If meekness have such an influence on our happiness in the day of adversity, how much more does it gild the sunshine of prosperity. He who has been depressed beyond measure in adversity, will be intemperate in the day of success. He only who has borne with patience and calmness, misfortune and disappointment, can display that moderation and temperance in prosperity which are necessary to the proper enjoyment of life. Tumultuous and excessive joys are unknown to the meek man; his mind moves in that calm and equal tenour which gives a true relish to life. The sunshine seems brighter when it follows or precedes a storm; but meekness resembles that clear and serene sky which is a stranger to storms and tempests.
To cultivate meekness, then, is to cultivate quietness, peace, and happiness. He who has attained this virtue, is in possession of a treasure superiour to the riches of the earth, which the world has not given, and which it cannot take away. It is our interest, therefore, to study
meekness for its own sake, and in consideration of that internal peace which it brings in its train. But the motives to the practice of this virtue, will be much stronger if we consider it with regard to others.
II. Great is the reward of meekness as regards the world.
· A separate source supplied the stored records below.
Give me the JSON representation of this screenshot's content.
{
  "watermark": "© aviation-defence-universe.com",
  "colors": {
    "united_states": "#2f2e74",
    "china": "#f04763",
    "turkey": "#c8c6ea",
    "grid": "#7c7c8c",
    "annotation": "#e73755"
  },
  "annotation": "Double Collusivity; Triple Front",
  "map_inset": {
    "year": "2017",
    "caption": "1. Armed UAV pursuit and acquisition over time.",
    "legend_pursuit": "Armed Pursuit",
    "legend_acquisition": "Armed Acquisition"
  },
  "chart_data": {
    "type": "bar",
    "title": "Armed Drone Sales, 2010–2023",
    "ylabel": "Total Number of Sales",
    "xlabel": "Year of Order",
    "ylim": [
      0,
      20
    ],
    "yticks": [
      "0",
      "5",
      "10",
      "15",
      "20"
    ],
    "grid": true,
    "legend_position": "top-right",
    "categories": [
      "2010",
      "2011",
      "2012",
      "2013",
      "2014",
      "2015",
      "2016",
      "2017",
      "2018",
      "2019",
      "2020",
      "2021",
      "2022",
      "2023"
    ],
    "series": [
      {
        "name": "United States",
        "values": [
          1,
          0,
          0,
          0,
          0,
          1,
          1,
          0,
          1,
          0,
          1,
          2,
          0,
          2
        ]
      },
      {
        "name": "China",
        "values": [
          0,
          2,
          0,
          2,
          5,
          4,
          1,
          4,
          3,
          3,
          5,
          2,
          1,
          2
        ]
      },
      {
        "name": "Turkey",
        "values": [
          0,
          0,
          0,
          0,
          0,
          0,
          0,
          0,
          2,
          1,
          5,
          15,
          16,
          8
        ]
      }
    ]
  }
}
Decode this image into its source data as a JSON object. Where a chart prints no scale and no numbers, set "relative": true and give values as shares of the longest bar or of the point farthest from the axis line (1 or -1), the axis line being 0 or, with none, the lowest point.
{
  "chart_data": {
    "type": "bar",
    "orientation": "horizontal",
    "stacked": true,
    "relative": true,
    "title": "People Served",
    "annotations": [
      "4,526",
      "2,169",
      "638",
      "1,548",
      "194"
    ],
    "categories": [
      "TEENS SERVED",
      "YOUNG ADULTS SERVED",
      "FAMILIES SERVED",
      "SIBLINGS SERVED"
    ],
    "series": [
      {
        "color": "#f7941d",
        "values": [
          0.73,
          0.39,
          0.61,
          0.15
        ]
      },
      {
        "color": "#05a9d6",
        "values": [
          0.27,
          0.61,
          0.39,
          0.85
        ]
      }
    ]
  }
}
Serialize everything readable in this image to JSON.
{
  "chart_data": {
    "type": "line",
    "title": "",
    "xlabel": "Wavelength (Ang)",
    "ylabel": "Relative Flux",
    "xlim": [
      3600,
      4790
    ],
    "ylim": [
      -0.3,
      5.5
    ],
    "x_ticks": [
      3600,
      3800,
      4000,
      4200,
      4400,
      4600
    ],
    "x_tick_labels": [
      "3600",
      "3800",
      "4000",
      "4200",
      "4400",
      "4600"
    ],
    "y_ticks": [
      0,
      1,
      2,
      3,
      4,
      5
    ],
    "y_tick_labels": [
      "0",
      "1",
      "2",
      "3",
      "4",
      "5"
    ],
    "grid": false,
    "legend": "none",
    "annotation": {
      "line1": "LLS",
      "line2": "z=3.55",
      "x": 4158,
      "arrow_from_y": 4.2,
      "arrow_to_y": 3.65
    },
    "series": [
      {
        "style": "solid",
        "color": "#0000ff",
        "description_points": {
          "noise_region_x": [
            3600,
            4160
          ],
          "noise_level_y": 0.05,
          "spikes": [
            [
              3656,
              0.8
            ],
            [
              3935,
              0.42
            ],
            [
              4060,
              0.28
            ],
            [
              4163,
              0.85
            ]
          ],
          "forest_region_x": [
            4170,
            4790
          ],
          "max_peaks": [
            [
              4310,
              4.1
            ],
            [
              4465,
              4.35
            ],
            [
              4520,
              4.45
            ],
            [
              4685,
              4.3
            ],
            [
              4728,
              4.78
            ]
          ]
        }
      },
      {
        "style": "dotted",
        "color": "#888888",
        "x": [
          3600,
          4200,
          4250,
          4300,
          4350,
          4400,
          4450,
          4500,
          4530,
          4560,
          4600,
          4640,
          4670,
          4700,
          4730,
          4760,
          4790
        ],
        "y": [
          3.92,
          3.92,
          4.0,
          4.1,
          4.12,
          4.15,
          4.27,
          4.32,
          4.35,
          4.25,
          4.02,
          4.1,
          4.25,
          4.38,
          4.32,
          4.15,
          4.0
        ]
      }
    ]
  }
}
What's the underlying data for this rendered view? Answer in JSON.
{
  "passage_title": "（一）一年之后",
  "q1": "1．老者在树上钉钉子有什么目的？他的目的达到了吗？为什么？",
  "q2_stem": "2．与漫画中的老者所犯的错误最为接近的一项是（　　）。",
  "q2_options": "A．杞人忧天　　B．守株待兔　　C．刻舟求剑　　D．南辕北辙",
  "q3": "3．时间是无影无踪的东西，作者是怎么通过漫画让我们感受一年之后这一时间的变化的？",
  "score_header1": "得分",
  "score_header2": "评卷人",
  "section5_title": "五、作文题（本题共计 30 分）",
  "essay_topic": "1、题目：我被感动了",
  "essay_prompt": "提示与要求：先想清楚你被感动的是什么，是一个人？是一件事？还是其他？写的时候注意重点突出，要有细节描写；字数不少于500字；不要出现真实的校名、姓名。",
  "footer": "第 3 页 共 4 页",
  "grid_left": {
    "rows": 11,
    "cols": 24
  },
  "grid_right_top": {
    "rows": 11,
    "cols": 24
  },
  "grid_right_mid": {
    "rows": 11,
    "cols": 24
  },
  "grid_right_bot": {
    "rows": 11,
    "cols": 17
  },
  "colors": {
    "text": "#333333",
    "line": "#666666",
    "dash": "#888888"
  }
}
Nothing counteracts the malevolence and discordant principles of society more than the tender spirit which keeps aloof from dissension and contest. The passions of men are in the moral world what the raging tempest is in the natural-command the elements and you make peace-command the passions and discord ceases to rave. angry, when they meet with gentle words and mild demeanour, are disarmed of their ferocity, the opposition that elicits their fiery particles is removed and they depart harmless and without riot.
The meek man, like the skilful artist, touches the rudest machinery with the finest instrument, and causes it to obey his wish. He combats not by strength but by gentleness; he opposes not with violence, but he conquers by moderation; he disarms the terrible of their weapons, as if by enchantment, and their instruments of death fall harmless at his feet.